The U.S. government is officially entering the fight against microplastics and nanoplastics.
The Advanced Research Projects Agency for Health announced an ambitious $144 million endeavor to systematically measure, research, and eventually remove the toxic particles.
The agency, which sits within the U.S. Department of Health and Human Services, unveiled STOMP, which stands for Systematic Targeting Of MicroPlastics.
"Today, HHS is taking decisive action to confront microplastics as a growing threat to human health," said Secretary Robert F. Kennedy Jr. in the news release. "Americans deserve clear answers about how microplastics in their bodies affect their health."
The urgency of this mission is undeniable. Growing research suggests that microplastics are entering the body through food, water, and the air. Researchers are locating them in various regions of the human anatomy, such as the lungs and brain.
While the implications for human health aren't completely clear, scientists are establishing links to cancers, hormone disruption, and other negative health outcomes. That jibes with studies on animals that reveal that microplastics cause disease.
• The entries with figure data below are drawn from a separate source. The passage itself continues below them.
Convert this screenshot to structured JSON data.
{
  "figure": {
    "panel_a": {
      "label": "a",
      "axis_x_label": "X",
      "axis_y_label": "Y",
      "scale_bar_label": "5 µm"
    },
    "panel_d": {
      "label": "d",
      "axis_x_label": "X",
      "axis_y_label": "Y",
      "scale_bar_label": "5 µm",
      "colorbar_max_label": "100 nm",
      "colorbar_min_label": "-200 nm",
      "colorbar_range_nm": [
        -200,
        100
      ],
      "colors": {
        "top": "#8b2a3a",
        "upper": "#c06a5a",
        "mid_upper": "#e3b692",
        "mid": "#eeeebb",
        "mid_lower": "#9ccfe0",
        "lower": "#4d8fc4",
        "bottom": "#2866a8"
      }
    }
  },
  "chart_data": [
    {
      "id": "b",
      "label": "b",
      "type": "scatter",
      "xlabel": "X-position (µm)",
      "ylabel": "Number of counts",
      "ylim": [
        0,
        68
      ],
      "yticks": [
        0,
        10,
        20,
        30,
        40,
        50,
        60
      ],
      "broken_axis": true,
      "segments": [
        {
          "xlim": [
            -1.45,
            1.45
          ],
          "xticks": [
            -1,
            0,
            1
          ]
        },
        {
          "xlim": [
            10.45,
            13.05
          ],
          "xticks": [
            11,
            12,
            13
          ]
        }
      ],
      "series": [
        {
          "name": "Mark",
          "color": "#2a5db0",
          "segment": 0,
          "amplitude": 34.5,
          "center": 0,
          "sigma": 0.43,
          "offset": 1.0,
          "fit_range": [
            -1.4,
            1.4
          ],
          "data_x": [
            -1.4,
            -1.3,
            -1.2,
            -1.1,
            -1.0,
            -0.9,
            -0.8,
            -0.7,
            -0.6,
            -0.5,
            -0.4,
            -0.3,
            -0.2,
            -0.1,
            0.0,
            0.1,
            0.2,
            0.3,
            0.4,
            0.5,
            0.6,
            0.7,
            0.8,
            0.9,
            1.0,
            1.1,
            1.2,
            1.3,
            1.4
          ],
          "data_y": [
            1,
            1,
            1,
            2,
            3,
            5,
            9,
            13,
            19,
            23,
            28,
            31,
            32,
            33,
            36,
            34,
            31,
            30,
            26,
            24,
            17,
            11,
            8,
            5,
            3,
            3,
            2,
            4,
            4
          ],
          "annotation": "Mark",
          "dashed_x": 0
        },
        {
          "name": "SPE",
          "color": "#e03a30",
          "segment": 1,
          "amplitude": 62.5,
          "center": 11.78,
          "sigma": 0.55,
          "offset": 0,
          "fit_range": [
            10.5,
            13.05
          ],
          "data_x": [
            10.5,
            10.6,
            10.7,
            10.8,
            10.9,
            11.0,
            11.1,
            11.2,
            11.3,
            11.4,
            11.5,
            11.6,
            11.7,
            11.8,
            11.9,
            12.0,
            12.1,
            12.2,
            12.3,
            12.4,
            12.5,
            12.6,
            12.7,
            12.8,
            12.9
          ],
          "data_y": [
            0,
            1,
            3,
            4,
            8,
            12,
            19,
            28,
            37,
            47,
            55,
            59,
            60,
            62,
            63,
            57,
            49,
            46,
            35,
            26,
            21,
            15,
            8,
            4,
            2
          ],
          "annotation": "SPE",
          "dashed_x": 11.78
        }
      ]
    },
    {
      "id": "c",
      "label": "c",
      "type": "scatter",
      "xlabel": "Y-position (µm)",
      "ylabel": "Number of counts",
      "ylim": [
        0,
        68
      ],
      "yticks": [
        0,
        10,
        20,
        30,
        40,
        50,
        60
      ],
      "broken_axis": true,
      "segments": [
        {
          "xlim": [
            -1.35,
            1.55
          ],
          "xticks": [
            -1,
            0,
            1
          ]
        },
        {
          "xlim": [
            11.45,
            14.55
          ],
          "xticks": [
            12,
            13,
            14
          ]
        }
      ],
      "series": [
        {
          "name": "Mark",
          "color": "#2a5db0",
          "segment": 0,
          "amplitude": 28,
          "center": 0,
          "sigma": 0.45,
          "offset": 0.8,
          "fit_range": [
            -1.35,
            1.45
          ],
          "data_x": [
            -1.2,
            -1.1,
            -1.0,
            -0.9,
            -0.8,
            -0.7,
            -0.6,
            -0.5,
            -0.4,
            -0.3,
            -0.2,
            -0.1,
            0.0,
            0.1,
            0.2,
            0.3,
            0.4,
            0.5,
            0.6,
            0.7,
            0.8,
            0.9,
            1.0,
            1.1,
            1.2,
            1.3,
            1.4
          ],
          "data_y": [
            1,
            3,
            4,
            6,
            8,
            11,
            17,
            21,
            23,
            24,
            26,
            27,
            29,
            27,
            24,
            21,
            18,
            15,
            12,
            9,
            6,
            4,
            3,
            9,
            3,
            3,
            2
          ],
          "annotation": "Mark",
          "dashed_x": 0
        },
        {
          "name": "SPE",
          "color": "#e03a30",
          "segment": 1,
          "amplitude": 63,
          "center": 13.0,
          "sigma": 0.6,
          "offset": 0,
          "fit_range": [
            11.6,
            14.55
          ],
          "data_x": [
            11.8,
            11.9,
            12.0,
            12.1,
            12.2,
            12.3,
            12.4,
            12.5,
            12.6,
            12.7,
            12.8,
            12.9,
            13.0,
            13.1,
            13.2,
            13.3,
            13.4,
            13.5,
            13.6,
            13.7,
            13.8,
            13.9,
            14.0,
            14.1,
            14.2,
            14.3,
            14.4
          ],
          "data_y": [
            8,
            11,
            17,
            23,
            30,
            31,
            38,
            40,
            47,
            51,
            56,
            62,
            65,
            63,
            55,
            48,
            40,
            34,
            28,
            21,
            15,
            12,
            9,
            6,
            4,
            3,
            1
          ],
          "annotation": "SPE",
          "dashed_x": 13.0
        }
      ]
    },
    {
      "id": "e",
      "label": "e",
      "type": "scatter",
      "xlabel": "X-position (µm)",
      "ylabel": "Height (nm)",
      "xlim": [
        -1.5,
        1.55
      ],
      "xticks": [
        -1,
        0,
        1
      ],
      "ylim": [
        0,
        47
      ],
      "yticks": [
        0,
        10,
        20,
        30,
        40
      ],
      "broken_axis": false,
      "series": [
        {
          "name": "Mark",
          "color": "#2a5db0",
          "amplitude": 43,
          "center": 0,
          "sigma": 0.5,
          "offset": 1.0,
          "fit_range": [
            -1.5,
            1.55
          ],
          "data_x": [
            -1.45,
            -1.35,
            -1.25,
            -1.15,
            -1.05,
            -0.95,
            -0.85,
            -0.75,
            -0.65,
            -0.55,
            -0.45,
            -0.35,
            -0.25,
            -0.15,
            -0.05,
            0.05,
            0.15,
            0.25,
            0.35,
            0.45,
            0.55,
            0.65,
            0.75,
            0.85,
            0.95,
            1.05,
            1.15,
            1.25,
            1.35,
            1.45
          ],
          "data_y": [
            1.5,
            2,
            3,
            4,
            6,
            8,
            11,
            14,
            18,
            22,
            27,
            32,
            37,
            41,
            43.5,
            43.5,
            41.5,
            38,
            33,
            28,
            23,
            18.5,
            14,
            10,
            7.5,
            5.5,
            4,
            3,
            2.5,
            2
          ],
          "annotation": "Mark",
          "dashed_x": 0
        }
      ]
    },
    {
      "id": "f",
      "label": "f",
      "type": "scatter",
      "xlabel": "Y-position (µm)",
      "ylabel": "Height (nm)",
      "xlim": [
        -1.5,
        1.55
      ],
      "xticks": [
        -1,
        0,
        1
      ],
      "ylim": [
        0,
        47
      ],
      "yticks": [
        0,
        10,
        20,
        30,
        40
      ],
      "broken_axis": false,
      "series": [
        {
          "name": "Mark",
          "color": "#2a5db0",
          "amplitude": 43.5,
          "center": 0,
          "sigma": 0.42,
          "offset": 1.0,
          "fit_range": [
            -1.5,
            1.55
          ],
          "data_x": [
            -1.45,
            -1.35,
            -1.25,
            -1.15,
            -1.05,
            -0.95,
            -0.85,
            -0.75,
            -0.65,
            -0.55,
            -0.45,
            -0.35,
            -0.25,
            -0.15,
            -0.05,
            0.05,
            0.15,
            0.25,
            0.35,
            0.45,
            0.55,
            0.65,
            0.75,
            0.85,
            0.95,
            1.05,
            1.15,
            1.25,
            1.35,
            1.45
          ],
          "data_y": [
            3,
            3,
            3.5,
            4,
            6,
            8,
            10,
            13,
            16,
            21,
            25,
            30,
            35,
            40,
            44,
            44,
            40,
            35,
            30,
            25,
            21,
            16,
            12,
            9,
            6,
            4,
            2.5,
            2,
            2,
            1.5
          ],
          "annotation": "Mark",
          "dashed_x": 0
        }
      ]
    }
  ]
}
With all this uncertainty, STOMP first aims to answer the burning questions out there.
"Microplastics are in every organ we look at — in ourselves and in our children," ARPA-H Director Alicia Jackson said. "But we don't know which ones are harmful or how to remove them."
The program will roll out in two phases in search of those insights. The first stage focuses on developing an affordable and accurate measuring system that will not only provide reliable testing results, but also allocate risk.
It will also seek to map out where microplastics go in our bodies, how they behave, and what the best interventions are.
The second stage focuses on removal. It can only work if the first stage uncovers a trove of information about the risk levels of different types of microplastics, where they're found, and where eradication is possible.
If the work is successful, vulnerable groups such as children, people with chronic diseases, and pregnant women will have access to early detection and removal of microplastics.
"It's physically impossible for us to completely divorce our lives from plastics," said ARPA-H Program Manager Shannon Greene. "We need to understand how microplastics are distributed throughout the body and what harm they are causing before we can take the next leap forward."